How Does the Lightning Network work?

This protocol allows two parties, such as a consumer and a coffee shop, to establish a peer-to-peer payment channel. Once created, the channel allows users to send an infinite number of very instantaneous and low-cost transactions. It functions as its ledger, allowing users to pay for even smaller items and services like coffee without disrupting the Bitcoin (BTC) network. The payer must deposit a particular quantity of Bitcoin (BTC) into the network to establish a payment channel. The recipient can invoice any amount of Bitcoin (BTC) once it has been locked in. If a consumer wishes to keep the channel active, they can add Bitcoin (BTC) regularly.

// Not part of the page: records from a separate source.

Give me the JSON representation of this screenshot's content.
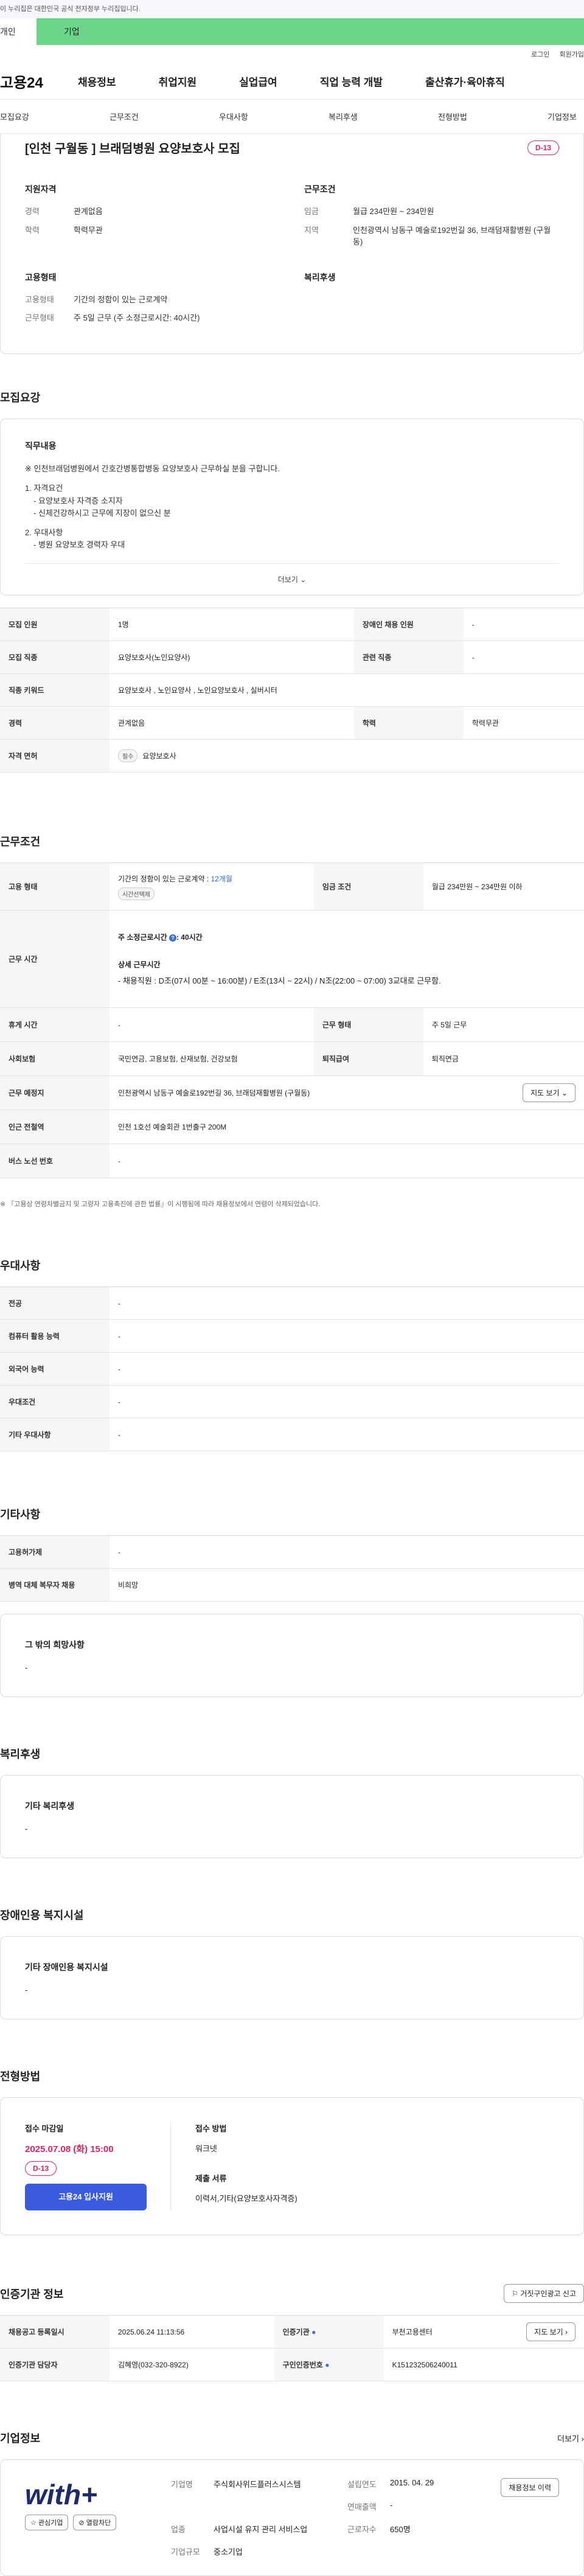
{
  "gov_bar": "이 누리집은 대한민국 공식 전자정부 누리집입니다.",
  "tabs": [
    "개인",
    "기업"
  ],
  "util": [
    "로그인",
    "회원가입"
  ],
  "logo": "고용24",
  "gnb": [
    "채용정보",
    "취업지원",
    "실업급여",
    "직업 능력 개발",
    "출산휴가·육아휴직"
  ],
  "subnav": [
    "모집요강",
    "근무조건",
    "우대사항",
    "복리후생",
    "전형방법",
    "기업정보"
  ],
  "summary": {
    "title": "[인천 구월동 ] 브래덤병원 요양보호사 모집",
    "dday": "D-13",
    "qual_title": "지원자격",
    "qual": [
      {
        "k": "경력",
        "v": "관계없음"
      },
      {
        "k": "학력",
        "v": "학력무관"
      }
    ],
    "cond_title": "근무조건",
    "cond": [
      {
        "k": "임금",
        "v": "월급 234만원 ~ 234만원"
      },
      {
        "k": "지역",
        "v": "인천광역시 남동구 예술로192번길 36, 브래덤재활병원 (구월동)"
      }
    ],
    "emp_title": "고용형태",
    "emp": [
      {
        "k": "고용형태",
        "v": "기간의 정함이 있는 근로계약"
      },
      {
        "k": "근무형태",
        "v": "주 5일 근무 (주 소정근로시간: 40시간)"
      }
    ],
    "welfare_title": "복리후생"
  },
  "recruit": {
    "title": "모집요강",
    "job_title": "직무내용",
    "job_lines": [
      "※ 인천브래덤병원에서 간호간병통합병동 요양보호사 근무하실 분을 구합니다.",
      "",
      "1. 자격요건",
      "   - 요양보호사 자격증 소지자",
      "   - 신체건강하시고 근무에 지장이 없으신 분",
      "",
      "2. 우대사항",
      "   - 병원 요양보호 경력자 우대"
    ],
    "more": "더보기",
    "rows": [
      {
        "k1": "모집 인원",
        "v1": "1명",
        "k2": "장애인 채용 인원",
        "v2": "-"
      },
      {
        "k1": "모집 직종",
        "v1": "요양보호사(노인요양사)",
        "k2": "관련 직종",
        "v2": "-"
      },
      {
        "k1": "직종 키워드",
        "v1": "요양보호사 , 노인요양사 , 노인요양보호사 , 실버시터",
        "k2": "",
        "v2": ""
      },
      {
        "k1": "경력",
        "v1": "관계없음",
        "k2": "학력",
        "v2": "학력무관"
      },
      {
        "k1": "자격 면허",
        "v1": "요양보호사",
        "chip": "필수",
        "k2": "",
        "v2": ""
      }
    ]
  },
  "work": {
    "title": "근무조건",
    "emp_k": "고용 형태",
    "emp_v": "기간의 정함이 있는 근로계약 : ",
    "emp_period": "12개월",
    "emp_chip": "시간선택제",
    "wage_k": "임금 조건",
    "wage_v": "월급 234만원 ~ 234만원 이하",
    "hours_k": "근무 시간",
    "hours_main": "주 소정근로시간 ",
    "hours_main_v": ": 40시간",
    "hours_detail_title": "상세 근무시간",
    "hours_detail": "- 채용직원 : D조(07시 00분 ~ 16:00분) / E조(13시 ~ 22시) / N조(22:00 ~ 07:00) 3교대로 근무함.",
    "rest_k": "휴게 시간",
    "rest_v": "-",
    "form_k": "근무 형태",
    "form_v": "주 5일 근무",
    "ins_k": "사회보험",
    "ins_v": "국민연금, 고용보험, 산재보험, 건강보험",
    "ret_k": "퇴직급여",
    "ret_v": "퇴직연금",
    "place_k": "근무 예정지",
    "place_v": "인천광역시 남동구 예술로192번길 36, 브래덤재활병원 (구월동)",
    "map_btn": "지도 보기",
    "sub_k": "인근 전철역",
    "sub_v": "인천 1호선 예술회관 1번출구 200M",
    "bus_k": "버스 노선 번호",
    "bus_v": "-",
    "note": "※ 『고용상 연령차별금지 및 고령자 고용촉진에 관한 법률』이 시행됨에 따라 채용정보에서 연령이 삭제되었습니다."
  },
  "pref": {
    "title": "우대사항",
    "rows": [
      {
        "k": "전공",
        "v": "-"
      },
      {
        "k": "컴퓨터 활용 능력",
        "v": "-"
      },
      {
        "k": "외국어 능력",
        "v": "-"
      },
      {
        "k": "우대조건",
        "v": "-"
      },
      {
        "k": "기타 우대사항",
        "v": "-"
      }
    ]
  },
  "etc": {
    "title": "기타사항",
    "rows": [
      {
        "k": "고용허가제",
        "v": "-"
      },
      {
        "k": "병역 대체 복무자 채용",
        "v": "비희망"
      }
    ],
    "card_title": "그 밖의 희망사항",
    "card_v": "-"
  },
  "welfare": {
    "title": "복리후생",
    "card_title": "기타 복리후생",
    "card_v": "-"
  },
  "disabled": {
    "title": "장애인용 복지시설",
    "card_title": "기타 장애인용 복지시설",
    "card_v": "-"
  },
  "process": {
    "title": "전형방법",
    "deadline_title": "접수 마감일",
    "deadline": "2025.07.08 (화) 15:00",
    "dday": "D-13",
    "apply_btn": "고용24 입사지원",
    "method_title": "접수 방법",
    "method_v": "워크넷",
    "docs_title": "제출 서류",
    "docs_v": "이력서,기타(요양보호사자격증)"
  },
  "agency": {
    "title": "인증기관 정보",
    "report_btn": "거짓구인광고 신고",
    "reg_k": "채용공고 등록일시",
    "reg_v": "2025.06.24 11:13:56",
    "org_k": "인증기관",
    "org_v": "부천고용센터",
    "map_btn": "지도 보기",
    "mgr_k": "인증기관 담당자",
    "mgr_v": "김혜영(032-320-8922)",
    "id_k": "구인인증번호",
    "id_v": "K151232506240011"
  },
  "company": {
    "title": "기업정보",
    "more": "더보기",
    "logo_text": "with+",
    "fav_btn": "관심기업",
    "block_btn": "열람차단",
    "name_k": "기업명",
    "name_v": "주식회사위드플러스시스템",
    "year_k": "설립연도",
    "year_v": "2015. 04. 29",
    "sales_k": "연매출액",
    "sales_v": "-",
    "ind_k": "업종",
    "ind_v": "사업시설 유지 관리 서비스업",
    "staff_k": "근로자수",
    "staff_v": "650명",
    "size_k": "기업규모",
    "size_v": "중소기업",
    "jobs_btn": "채용정보 이력"
  }
}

Both parties can transact with each other via a lightning network channel. Some transactions on the Bitcoin blockchain are treated differently than conventional transactions. When two parties start and terminate a channel, for example, only the main blockchain is updated.

The two parties can transfer funds endlessly between themselves without informing the main network. This method significantly reduces transaction latency since all transactions inside a blockchain do not need to be authorized by all nodes. Individual payment channels between the parties are combined to build lightning network nodes capable of routing transactions. As a result, the lightning network is the result of the interconnection of several payment systems.

When the two parties have completed their transactions, they can shut the channel. The information from the channel is then combined into a single transaction and delivered to the Bitcoin (BTC) mainnet for recordkeeping. Consolidation prevents hundreds of tiny transactions from flooding the network at the same time by combining them into a single transaction that takes nodes less time and effort to confirm. Smaller transactions get in the way of larger transactions without payment channels, clogging the network and adding more for nodes to validate.

Let's assume you go to a local coffee shop every day and want to pay with Bitcoin (BTC). You could create a tiny transaction for each coffee cup, but the transaction might take over an hour to validate owing to Bitcoin's scaling difficulties. Even though you're conducting a little transaction, you'll have to pay the Bitcoin (BTC) network's hefty fees. Traditional payment methods such as hard work for small transactions because firms like Visa can handle more than 24,000 TPS. Bitcoin, on the other hand, can validate seven TPS regularly.

You may set up a payment channel with the coffee shop using the lightning network. Each coffee purchase is tracked on that channel, and the business is still compensated. The transaction is both inexpensive (perhaps even free) and quick. You may then select whether to terminate the channel or replenish it after the Bitcoin (BTC) that launched it has been spent. When a channel is closed, all of its transactions are added to the Bitcoin blockchain.

A smart contract is created between two parties using the lightning network. The rules of the agreement are written into the contract at the time of establishment and cannot be changed. Contract fulfillment is also automated with smart contract code, as contracts are created with pre-determined conditions that both parties agree to. When certain conditions are met, such as when a consumer pays the proper amount for a cup of coffee, the contract is immediately fulfilled without the participation of a third party. Once a transaction has been verified, the lightning network anonymizes it. Anyone can only observe the overall value transfer, not the individual transactions inside it.

It is completely feasible to perform transactions outside of the blockchain without any limitations. Because off-chain transactions wind up on the mainnet once payment channels are closed, they may be trusted to enforce the blockchain. All transactions are decided by the manner. While off-chain protocols have their ledger, the mainchain, which is at the heart of the lightning network's architecture, is constantly connected to it. Off-chain protocols can only exist if there is a main chain to build on.